A History Of Country Music

Musicians have long been playing fiddle music in the Appalachians for years, but it wasn’t until 1927 in Bristol, Tennessee that the first recording country music recording deal was signed. In this year, Victor Records signed Jimmie Rodgers and the Carter Family.

Jimmie Rodgers was born in Meridian Mississippi, in 1897. Originally he worked on the railroads until his ill health got the better of him and it was only during this time that he followed his earlier love of entertaining. In 1927 he followed word that Victor Records were setting up a portable recording studio and made his way there. He was immediately signed and continued recording and playing music until he died in 1933.

In 1965 he was one of the very first musicians to be added to the Country Music Hall of Fame in 1961 along with Hank Williams and Fred Rose. On the same day as Jimmie Rodgers signed with Victor Records, so did the Carter Family, who would become one of the most famous country music bands of all time. They remained with Victor Records until 1936. Not even divorce could separate the band though and they continued to record with Decca until 1939. Things started to hit a rough patch at this stage and despite signing for Universal and eventually Victor Records again, the band split in 1941.

It is widely acknowledged that that big day in 1927 was the introduction of country music to the rest of the country. Jimmie Rodgers and the Carter Family were met with huge critical acclaim and became incredibly popular helping to sell a great many records. Country music singers and bands of today will often talk about the Carter Family or Jimmie Rodgers as being their major influence and with very good reason.

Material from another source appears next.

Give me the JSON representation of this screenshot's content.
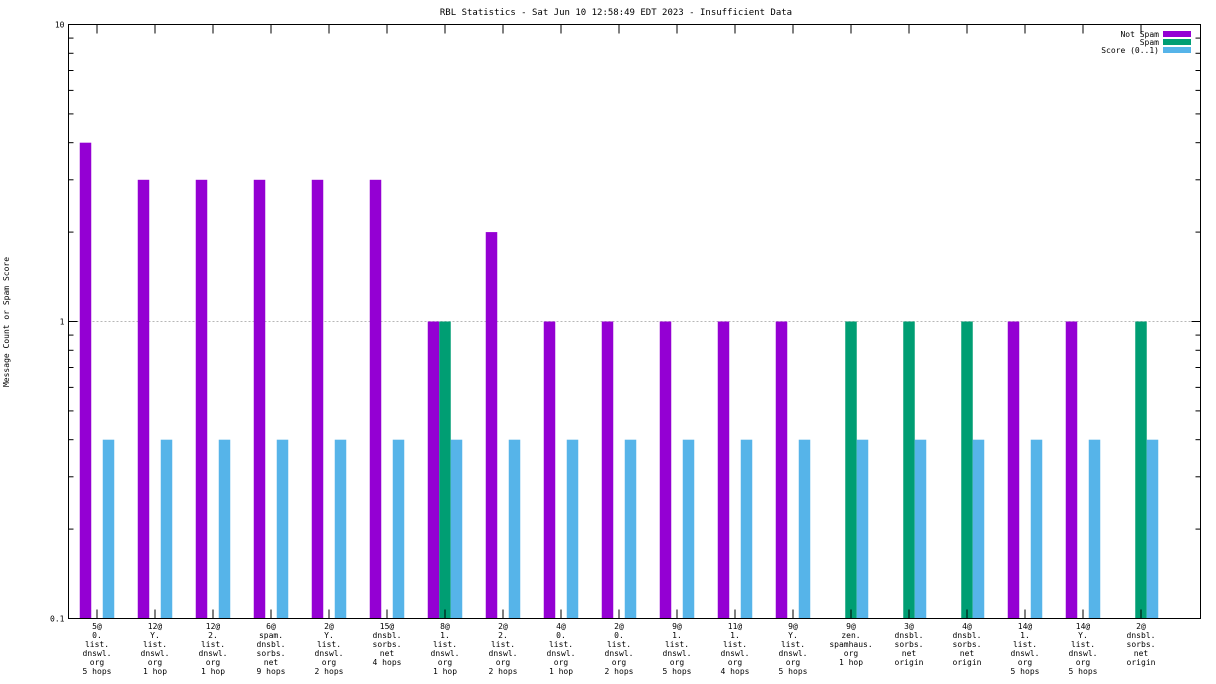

Country music is a blend of popular musical forms originally found in the Southern United States and the Appalachian Mountains. It has roots in traditional folk music, Celtic music, gospel music, and old-time music and evolved rapidly in the 1920s. The term country music began to be used in the 1940s when the earlier term hillbilly music was deemed to be degrading, and the term was widely embraced in the 1970s, while country and Western has declined in use since that time, except in the United Kingdom and Ireland, where it is still commonly used in the United States.
 In the Southwestern United States a different mix of ethnic groups created the music that became the Western music of the term country and Western.

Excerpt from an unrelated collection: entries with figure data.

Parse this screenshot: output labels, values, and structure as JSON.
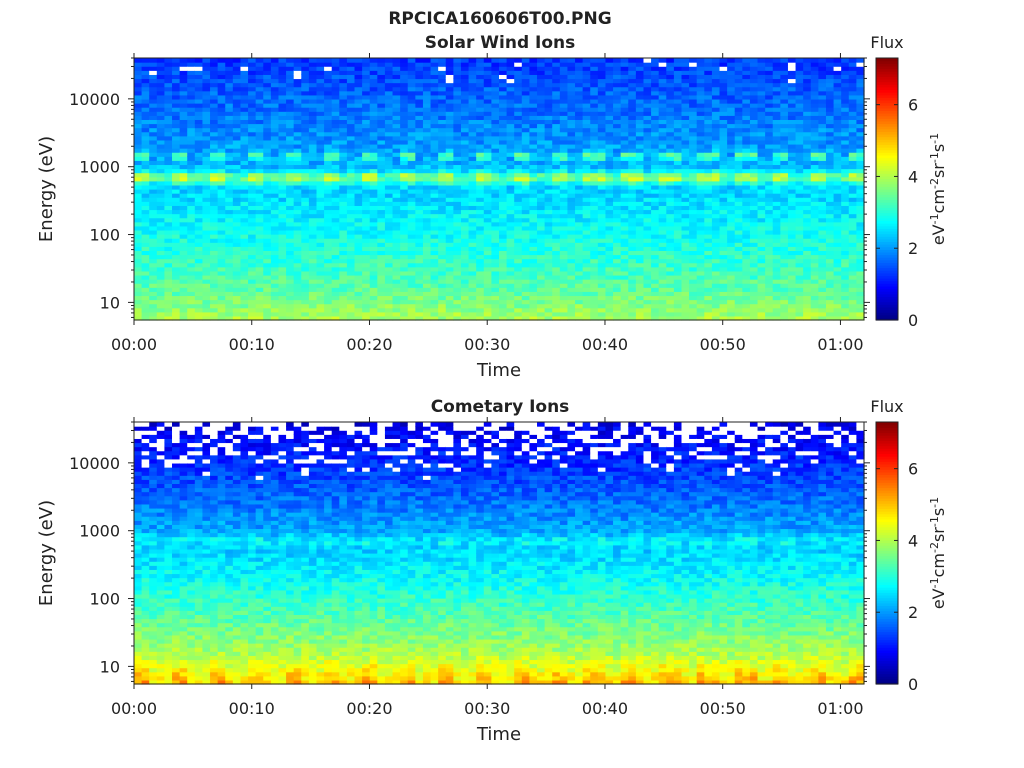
{
  "figure": {
    "title": "RPCICA160606T00.PNG"
  },
  "chart_data": [
    {
      "type": "heatmap",
      "title": "Solar Wind Ions",
      "xlabel": "Time",
      "ylabel": "Energy (eV)",
      "x_ticks": [
        "00:00",
        "00:10",
        "00:20",
        "00:30",
        "00:40",
        "00:50",
        "01:00"
      ],
      "xlim_minutes": [
        0,
        62
      ],
      "y_scale": "log",
      "y_ticks": [
        10,
        100,
        1000,
        10000
      ],
      "y_tick_labels": [
        "10",
        "100",
        "1000",
        "10000"
      ],
      "ylim": [
        5.5,
        40000
      ],
      "colorbar": {
        "label_top": "Flux",
        "label_units": "eV-1cm-2sr-1s-1",
        "range": [
          0,
          7.3
        ],
        "ticks": [
          0,
          2,
          4,
          6
        ],
        "tick_labels": [
          "0",
          "2",
          "4",
          "6"
        ],
        "colormap": "jet"
      },
      "features": {
        "peak_energy_eV": 700,
        "secondary_peak_energy_eV": 1450,
        "peak_flux": 4.3,
        "low_energy_flux": 3.8,
        "high_energy_flux": 1.3,
        "pulse_period_minutes": 3.2
      }
    },
    {
      "type": "heatmap",
      "title": "Cometary Ions",
      "xlabel": "Time",
      "ylabel": "Energy (eV)",
      "x_ticks": [
        "00:00",
        "00:10",
        "00:20",
        "00:30",
        "00:40",
        "00:50",
        "01:00"
      ],
      "xlim_minutes": [
        0,
        62
      ],
      "y_scale": "log",
      "y_ticks": [
        10,
        100,
        1000,
        10000
      ],
      "y_tick_labels": [
        "10",
        "100",
        "1000",
        "10000"
      ],
      "ylim": [
        5.5,
        40000
      ],
      "colorbar": {
        "label_top": "Flux",
        "label_units": "eV-1cm-2sr-1s-1",
        "range": [
          0,
          7.3
        ],
        "ticks": [
          0,
          2,
          4,
          6
        ],
        "tick_labels": [
          "0",
          "2",
          "4",
          "6"
        ],
        "colormap": "jet"
      },
      "features": {
        "peak_energy_eV": 700,
        "peak_flux": 2.8,
        "low_energy_flux": 4.6,
        "high_energy_flux": 0.7,
        "pulse_period_minutes": 3.2
      }
    }
  ]
}
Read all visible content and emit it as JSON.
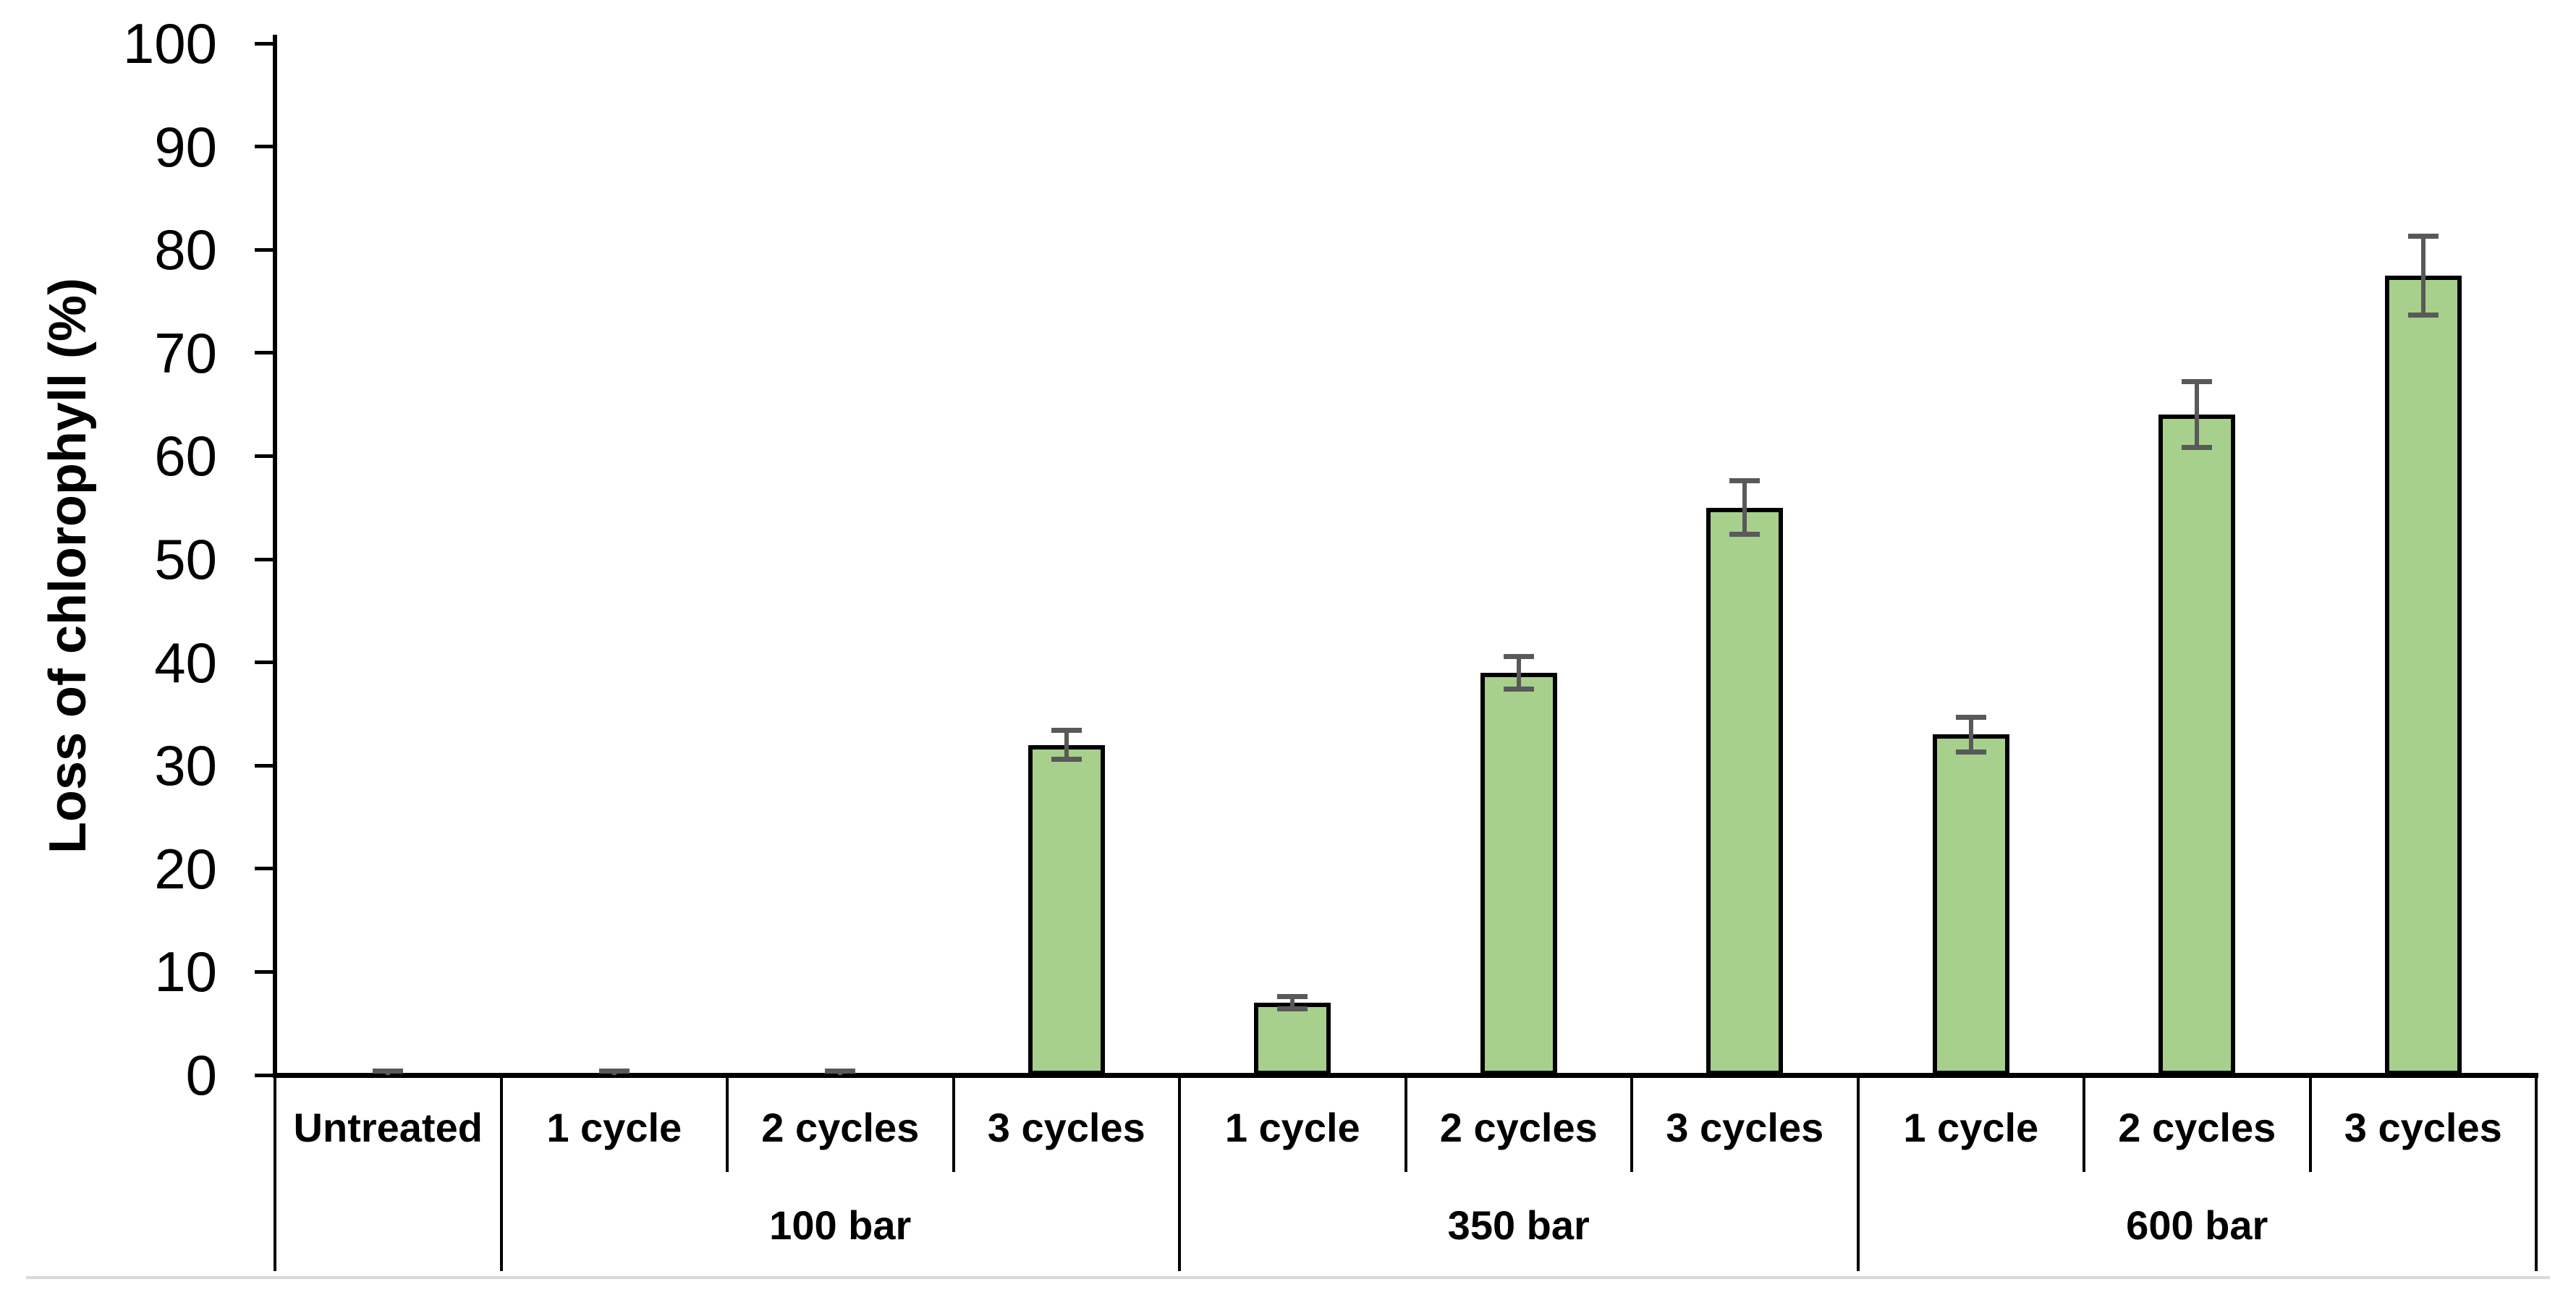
{
  "chart_data": {
    "type": "bar",
    "title": "",
    "xlabel": "",
    "ylabel": "Loss of chlorophyll (%)",
    "ylim": [
      0,
      100
    ],
    "yticks": [
      0,
      10,
      20,
      30,
      40,
      50,
      60,
      70,
      80,
      90,
      100
    ],
    "grid": false,
    "legend_position": "none",
    "categories": [
      "Untreated",
      "1 cycle",
      "2 cycles",
      "3 cycles",
      "1 cycle",
      "2 cycles",
      "3 cycles",
      "1 cycle",
      "2 cycles",
      "3 cycles"
    ],
    "group_labels": [
      {
        "label": "",
        "span": 1
      },
      {
        "label": "100 bar",
        "span": 3
      },
      {
        "label": "350 bar",
        "span": 3
      },
      {
        "label": "600 bar",
        "span": 3
      }
    ],
    "series": [
      {
        "name": "Loss of chlorophyll (%)",
        "values": [
          0,
          0,
          0,
          32,
          7,
          39,
          55,
          33,
          64,
          77.5
        ],
        "errors": [
          0.4,
          0.4,
          0.4,
          1.4,
          0.6,
          1.6,
          2.6,
          1.7,
          3.2,
          3.8
        ]
      }
    ],
    "colors": {
      "bar_fill": "#A8D08D",
      "bar_border": "#000000",
      "error_bar": "#595959",
      "axis": "#000000",
      "window_edge_line": "#D9D9D9"
    }
  }
}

 By the end of World War II "mountaineer" string band music known as Bluegrass had emerged when Bill Monroe joined with Lester Flatt and Earl Scruggs, led by Roy Acuff at the Grand Ole Opry in Nashville, Tennessee. Gospel music, too, remained a popular component of country music.

 Another type of stripped down and raw music with a variety of moods and a basic ensemble of guitar, bass, dobro or steel guitar (and later) drums became popular, especially among poor white southerners. It became known as Honky Tonk and had its roots in Texas. This music has been described as "a little bit of this, and a little bit of that, a little bit of black and a little bit of white...just loud enough to keep you from thinking too much and to go right on ordering the whiskey". East Texan Al Dexter had a hit with "Honky Tonk Blues", and seven years later "Pistol Packin' Mama". These "honky tonk" songs associated barrooms, were performed by the likes of Ernest Tubb, Ted Daffin, Floyd Tillman, and the Maddox Brothers and Rose, and Hank Williams, would later be called "traditional" country.

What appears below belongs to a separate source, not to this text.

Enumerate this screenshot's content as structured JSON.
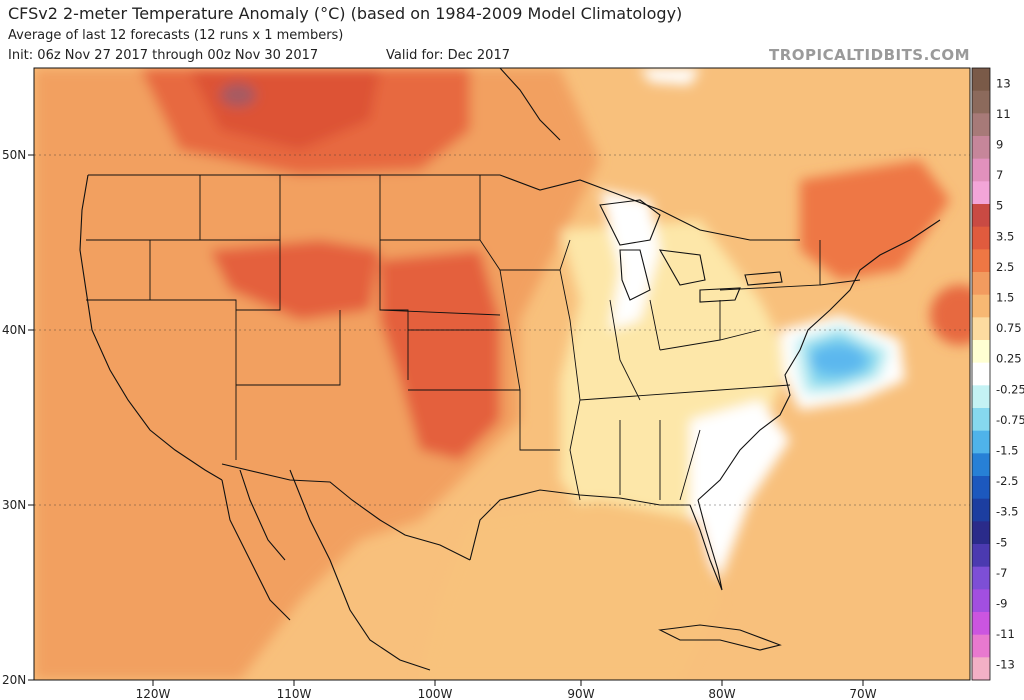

 In this post World War II period "country" music was called "folk" in the trades, and "hillbilly" within the industry. In 1944 Billboard replace the term "hillbilly" with "folk songs and blues", and switched to "country" or "country and western" in 1949.

 Beginning in the mid 1950s, and reaching its peak during the early 1960s, the "Nashville Sound" turned country music into a multimillion-dollar industry centered on Nashville, Tennessee. Under the direction of producers such as Chet Atkins, Owen Bradley, and later Billy Sherrill, the "Nashville sound" brought country music to a diverse audience and helped revive country as it emerged from a commercially fallow period. This sound was notable for borrowing from 1950s pop stylings: a prominent and "smooth" vocal, backed by a string section and vocal chorus. Instrumental soloing was de-emphasized in favor of trademark "licks". Leading artists in this genre included Patsy Cline, Jim Reeves, and later Tammy Wynette and Charlie Rich. The "slip note" piano style of session musician Floyd Cramer was an important component of this style.